Place Published: Tokyo
Year: 1990
Date & Collation: 2 hours.Colour.Sound.In Japanese.
Description: A series of four 30-minute television programmes 8-11 October 1990, broadcast on N.H.K's educational channel. Sculptor Yoshikuni IIDA speaks to camera, with illustrations and brief film of Much Hadham and in Japanese sculpture parks. He reads quotations from Henry Moore.
Part 1 is on Moore's life and career, Castleford background, education, influences. Cycladic art, Stonehenge, Chacmool, Brancusi. Moore had a subconscious predilection for primitive art and how the ancients worked with stone. His early carvings were entirely different from previous Western sculptural tradition.

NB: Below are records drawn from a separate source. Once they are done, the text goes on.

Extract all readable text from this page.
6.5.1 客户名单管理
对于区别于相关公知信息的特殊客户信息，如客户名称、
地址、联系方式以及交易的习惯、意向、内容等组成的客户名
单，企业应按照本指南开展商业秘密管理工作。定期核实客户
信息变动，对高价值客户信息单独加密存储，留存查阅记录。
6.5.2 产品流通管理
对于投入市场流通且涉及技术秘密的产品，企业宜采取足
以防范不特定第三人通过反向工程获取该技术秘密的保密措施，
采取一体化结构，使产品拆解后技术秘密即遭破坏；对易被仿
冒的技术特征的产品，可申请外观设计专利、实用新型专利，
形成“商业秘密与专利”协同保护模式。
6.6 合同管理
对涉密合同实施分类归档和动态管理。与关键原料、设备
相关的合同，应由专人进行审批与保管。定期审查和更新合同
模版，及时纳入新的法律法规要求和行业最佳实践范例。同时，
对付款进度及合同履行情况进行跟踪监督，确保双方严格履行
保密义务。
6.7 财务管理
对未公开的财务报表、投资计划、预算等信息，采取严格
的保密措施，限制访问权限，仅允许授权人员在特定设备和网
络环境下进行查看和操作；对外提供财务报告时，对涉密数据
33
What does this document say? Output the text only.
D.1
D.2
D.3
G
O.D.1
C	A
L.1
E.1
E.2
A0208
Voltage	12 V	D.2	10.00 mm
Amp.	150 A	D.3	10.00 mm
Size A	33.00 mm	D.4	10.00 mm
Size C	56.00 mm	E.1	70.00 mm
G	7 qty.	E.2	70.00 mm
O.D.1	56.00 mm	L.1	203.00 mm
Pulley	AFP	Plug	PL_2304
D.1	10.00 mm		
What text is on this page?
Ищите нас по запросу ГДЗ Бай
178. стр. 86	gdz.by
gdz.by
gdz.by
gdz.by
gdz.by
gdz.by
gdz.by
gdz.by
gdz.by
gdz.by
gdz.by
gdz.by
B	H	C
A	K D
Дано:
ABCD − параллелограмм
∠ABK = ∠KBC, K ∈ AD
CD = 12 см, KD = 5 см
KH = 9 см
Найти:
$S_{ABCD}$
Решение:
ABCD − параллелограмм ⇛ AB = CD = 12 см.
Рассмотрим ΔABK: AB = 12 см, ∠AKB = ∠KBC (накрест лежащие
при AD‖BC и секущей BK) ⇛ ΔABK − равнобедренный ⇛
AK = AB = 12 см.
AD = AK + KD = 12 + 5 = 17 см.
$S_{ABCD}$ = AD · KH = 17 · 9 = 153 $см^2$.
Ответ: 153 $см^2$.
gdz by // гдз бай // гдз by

Part 2 examines the Mother and Child theme and the Family Groups. His lifelong obsession came from his family background. One of the eternal themes of mankind which Moore expressed in the language of the ancients rather than through traditional Christian art. Style resolved by War Drawings and by Madonna and Child 1943-1944 Hornton stone. Influence of Picasso. Mother and Child became one unit eventually. King and Queen, 1952-1953 bronze an expression of loneliness, and a high point in Moore's art.
Part 3 concentrates on the internal-external theme in nature and how Moore was responsible for this notion in 20th century sculpture. Influence of Picasso and of Giacometti, with reptilian figures reflecting modern view of absurdity of existence, in contrast to ideal depictions of Greek sculpture. Helmet Heads likened to aliens from space. Early criticism of Moore's work.
Part 4 is on the theme of art and nature, Moore's reclining figures giving a sense of peace and recalling the soft hills of England. Organic shapes, and Moore's use of space. Iida visited Much Hadham in 1982 and describes the estate. Mentions Archipenko and compares Arp and Moore. Giacometti's art embodies the crisis of mankind, Moore's work overrides problems and creates harmony. Film and appreciation of Bronze Form, 1985-1986 bronze.
The Henry Moore Foundation possesses an audio tape English translation by Sim on R. PRENTIS of these programmes.